Well, she didn't not want to dance with me, like i had said *end not-paying-attention *start try-reading
Yes, please leave, if you can't endlessly gripe about a differing opinion. GOD FORBID THERE BE AN OPINION YOU DON'T COMMENT ON. God forbid you read an opinion you don't like and just leave it alone. it isn't the OT, so you should be able to, but you've got some kind of tick and no etiquette, so you don't. But as long as people twist my words and put them out of context and use faulty logic I'm going to respond
Edwin, I am going to suggest you cool down before the moderators decide to remove you all together from DF. Mods have been patient, and the members have been to the point, hoping that you might play nice and join the community instead of cursing, calling names, and snaping at others. Please don't post again in such a manner or you will be removed. I am stating this as nicely as possible. There is no personal offense intended, just a minimum standard of conduct that we all must abide by.

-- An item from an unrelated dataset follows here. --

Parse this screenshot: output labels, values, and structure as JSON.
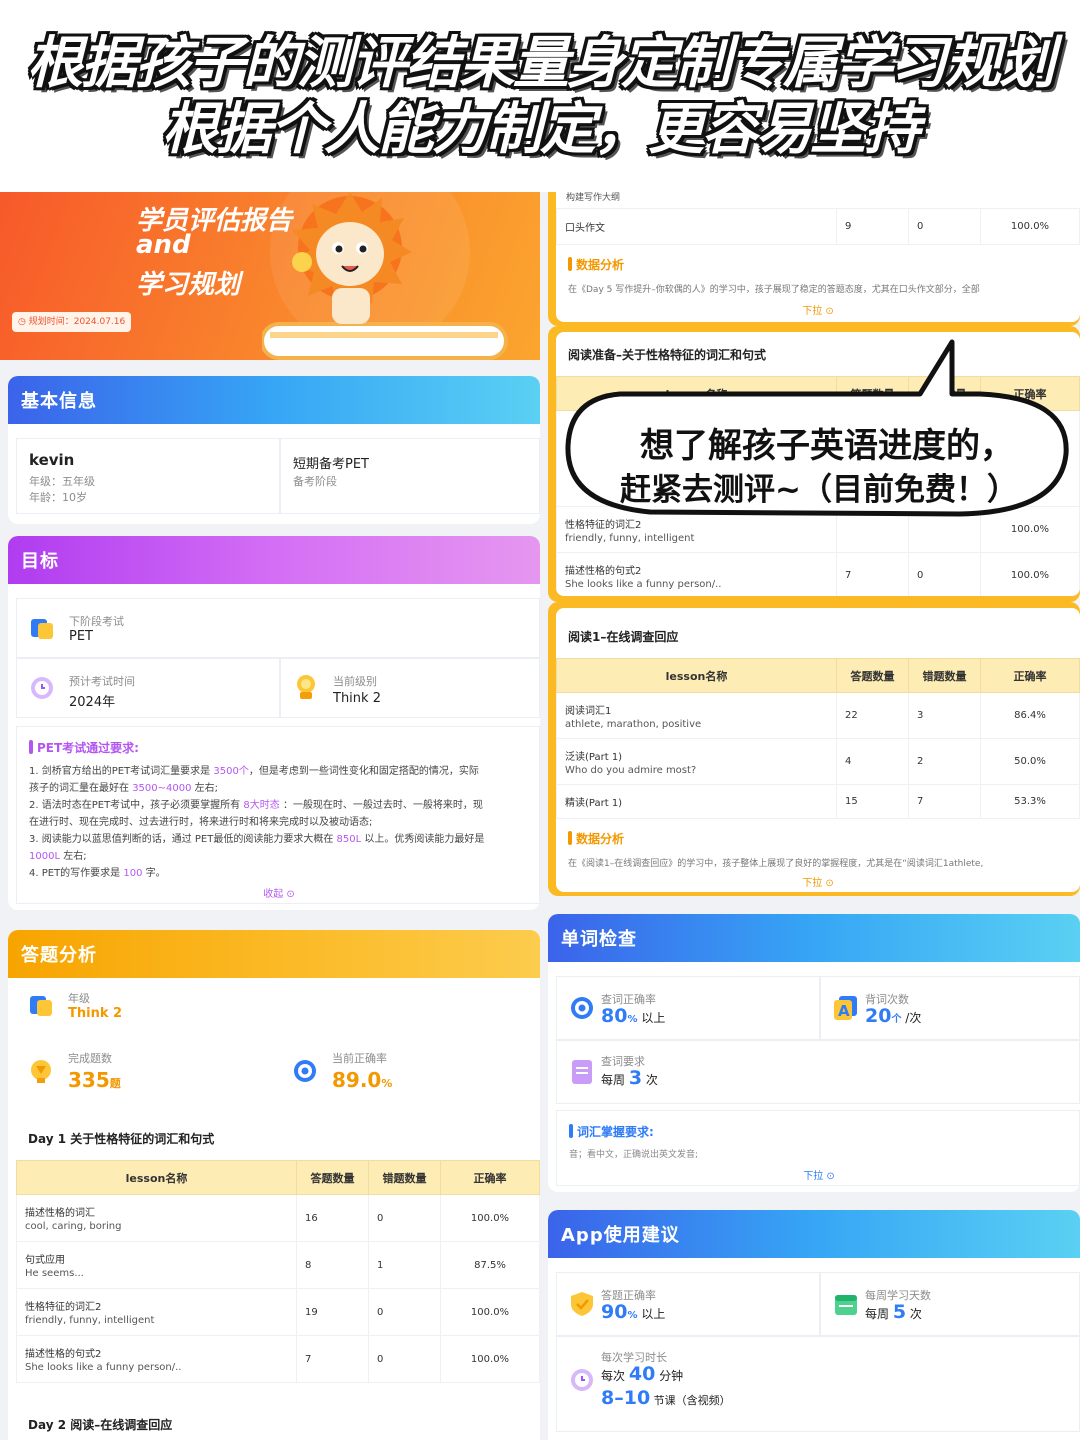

Jive is the fast version of swing to put it simply. The brits saw ECS and decided to take it to 11. http://www. youtube. com/watch?v=fDtBtolNgP8 this is a video of a great professional doing jive. All the swings with tripple steps (ECS, WCS, and jive) came from lindy hop back in the day and evolved because of culture they were influenced by
precisely...threads rarely go astray here unless the way the messenger chooses to deliver the message is offensive and beneath the tone that this forum chooses to operate within...which includes brash and careless language, virtual shouting and complete resistance to the responses of others (all to be determined by staff)...when one chooses that tone and maintains that it is acceptable as merely citing an opinion, it is going to be heartily rejected by this community and is going to obscure and detract from whatever value the original content may have possessed...so, I echo Larinda's caution, since all relevant points have been addressed, it is best for us all to move on...any other concerns about the handling of this thread can go to the mailbox or will be deleted... and persons who insist upon disregarding these cautions will recieve consequences
As for triple vs. single, I started with triple. We did not immediately attempt to do it at tempo, but as anyone can pick up single time in about five minutes at a party, and that's almost the only time you'll ever need it, it wasn't a particularly useful way to spend paid time.